De son côté, la fédération Interco CFDT demande que les travailleurs des services funéraires soient considérés comme personnels prioritaires pour la garde de leurs enfants. Le syndicat constate en effet que «la reconnaissance des risques professionnels et de leur exposition à la Covid n’est pas entendue» et rappelle que «il s’agit d’une mesure de solidarité, nécessaire à la qualité du service public rendu aux familles des défunts». Il «mettra tout en œuvre pour que (ces-NDLR) personnels (…) bénéficient de la reconnaissance promise par le Président de la République aux travailleurs de la 2e ligne».
Les incertitudes planent toujours sur la stratégie sanitaire
Le syndicat professionnel pour une médecine libre se dit favorable à l’accès le plus large aux auto-tests Covid. Pour l’UFML, en effet, «la vaccination seule ne permettra pas d’en finir avec la crise. Il faut différentes mesures et actions (vaccinations, autotests, tests salivaires répétitifs avec pooling en lieux stables, retro-tracing, politique de l’air intérieur…) qui s’ajoutent les unes aux autres». Considérant que «l’auto-test n’est en rien un dispositif médical (les tests d’alcoolémies sont largement disponibles), mais bien un test qui doit être reproductible à tout moment et en toux lieux», l’Union se prononce pour une «multiplication des lieux d’accès» (et non au seul périmètre des pharmacies-NDLR), doublée d’une «diminution du prix, pour des autotests à un euro».
Le syndicat des médecins remplaçants obtient de l’assurance maladie la garantie qu’ils seront rémunérés à l’égal des autres médecins pour leur participation à la vaccination.
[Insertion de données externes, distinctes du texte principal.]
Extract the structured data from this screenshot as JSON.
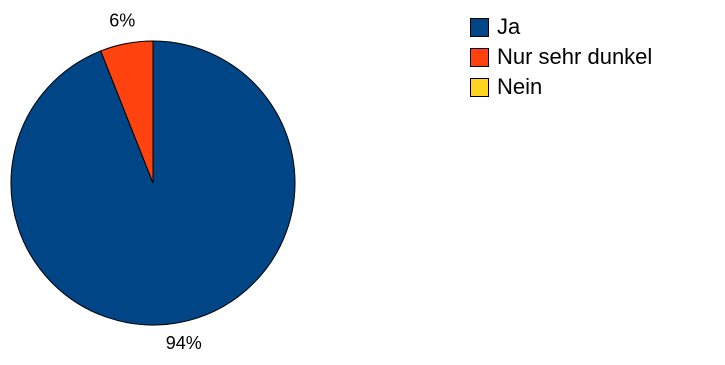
{
  "chart_data": {
    "type": "pie",
    "categories": [
      "Ja",
      "Nur sehr dunkel",
      "Nein"
    ],
    "values": [
      94,
      6,
      0
    ],
    "data_labels": [
      "94%",
      "6%",
      ""
    ],
    "colors": [
      "#004586",
      "#ff420e",
      "#ffd320"
    ],
    "legend_position": "right",
    "start_angle_deg": 0,
    "direction": "clockwise"
  }
}
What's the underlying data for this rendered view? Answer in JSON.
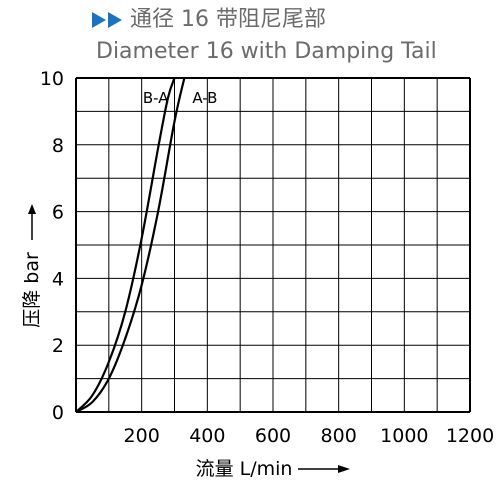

Reagjir précise que «un changement sera appliqué au téléservice “Vaccin Covid” pour que les remplaçants puissent indiquer le numéro d’assurance-maladie du médecin remplacé (via un contrat d’adjoint ou d’assistant). Ce forfait pourra alors être rétrocédé par le médecin installé». Cette «victoire» se double de la «bonne nouvelle que (…) les médecins remplaçants interviendront à titre “autonome” dans les centres de vaccination (e-NDLR) seront payés directement par l’Assurance-maladie selon la grille de forfait de vacation de vaccination», même s’il ne bénéficieront pas du «forfait de saisie», comme souhaité par Réagjir.